Business of Insurance. The McCarran-Ferguson Act exempts certain acts that are the business of insurance and regulated by one or more states from antitrust scrutiny. You can read more about the McCarran-Ferguson Act and its requirements at The Antitrust Attorney Blog.
Baseball. That’s right—there is a baseball exemption to antitrust liability. This is a judge-made doctrine developed long ago. The other sports don’t have an antitrust exemption and the question of whether baseball should have one comes up periodically. If you want to learn more, you should read the five-part series on baseball and antitrust that Luke Hasskamp authored.
Agricultural Cooperatives. The Capper-Volstead Act provides a limited antitrust exemption to farm cooperatives. Under certain circumstances, this Congressional Act allows farmers to pool their output together and increase their bargaining power against buyers of agricultural products. You can read more about this in Aaron Gott’s article on the Capper-Volstead Act.
The Noerr-Pennington doctrine. The Noerr-Pennington immunity—named after two US Supreme Court cases—is a limited antitrust exemption for certain actions by groups or individuals when the intent of that activity is to influence government actions. The Noerr-Pennington doctrine can apply to actions that seek to influence legislative, executive, or judicial conduct. There is, however, an important sham exception to Noerr-Pennington immunity that often comes up in litigation.
Statutory and Non-Statutory Labor Exemptions. The statutory labor exemption allows labor unions to organize and bargain collectively in limited circumstances, including requirements that the union act in its legitimate self-interest and that it not combine with non-labor groups. The non-statutory labor exemption arrives from court decisions that further exempt certain activities that make collective bargaining possible, like joint action by employers that is ancillary to the collective bargaining process.
Implied Immunity. Implied immunity occurs in the rare instances in which there is no express antitrust exemption, but the anticompetitive conduct falls into an area of such intense federal regulatory scrutiny that antitrust enforcement must yield to the pervasive federal regulatory scheme.

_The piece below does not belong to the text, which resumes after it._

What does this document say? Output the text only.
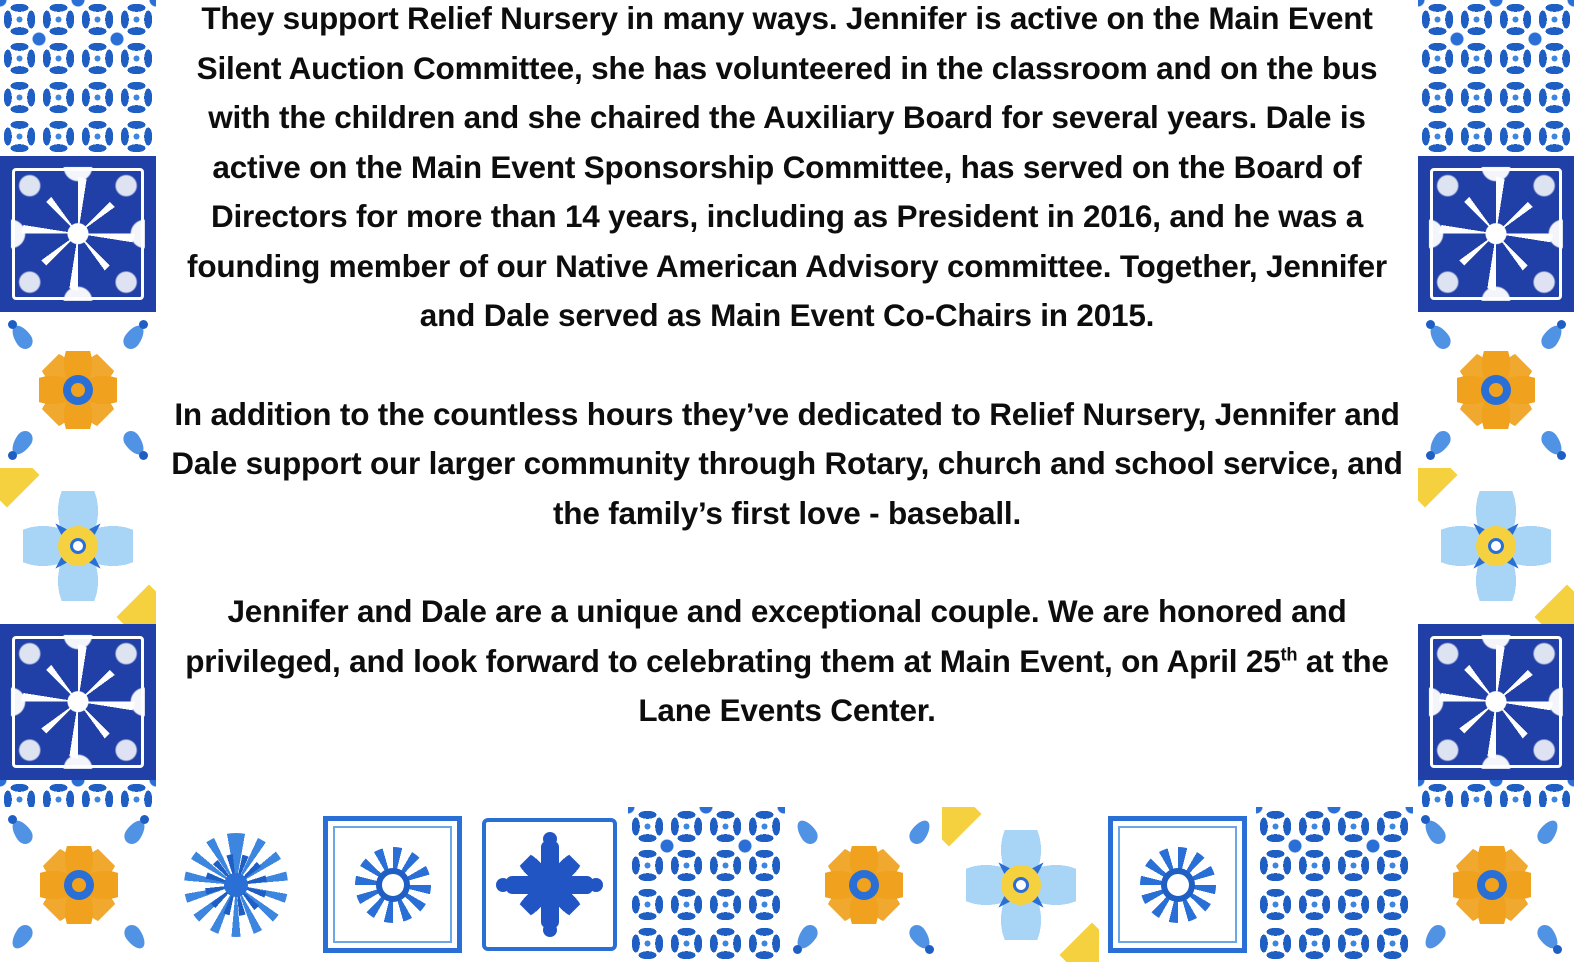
They support Relief Nursery in many ways. Jennifer is active on the Main Event Silent Auction Committee, she has volunteered in the classroom and on the bus with the children and she chaired the Auxiliary Board for several years. Dale is active on the Main Event Sponsorship Committee, has served on the Board of Directors for more than 14 years, including as President in 2016, and he was a founding member of our Native American Advisory committee. Together, Jennifer and Dale served as Main Event Co-Chairs in 2015.

In addition to the countless hours they’ve dedicated to Relief Nursery, Jennifer and Dale support our larger community through Rotary, church and school service, and the family’s first love - baseball.

Jennifer and Dale are a unique and exceptional couple. We are honored and privileged, and look forward to celebrating them at Main Event, on April 25th at the Lane Events Center.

The typical area where this comes up is with the federal securities laws, which is a good example of pervasive federal regulation. The US Supreme Court case to read for this antitrust exemption is Credit Suisse Securities (USA) LLC v. Billing, from 2007.
Keep in mind that courts do not easily find implied immunity of the antitrust laws—there must be a “clear repugnancy” or “clear incompatibility” between the antitrust laws and the federal regulatory regime.
Export Trade Exemptions. A little-known exemption involves export trade by associations of competitors. This antitrust exemption arises primarily from the Webb-Pomerene Act and the Export Trading Company Act. These FTC and DOJ guidelines provide more information about this antitrust exemption.
Foreign Sovereigns. This is less an antitrust exemption than a set of doctrines that developed around lawsuits against foreign governments.
Foreign Trade Antitrust Improvements Act (FTAIA). This poorly worded and confusing Congressional Act is not so much an exemption as an interpretation of the extraterritorial application of the federal antitrust laws. It comes up quite often.
Primary Jurisdiction. Primary Jurisdiction is not an antitrust exemption, but many sources list it as related to exemptions. This doctrine allows a court to stay an action, while a federal regulatory agency makes some initial determinations.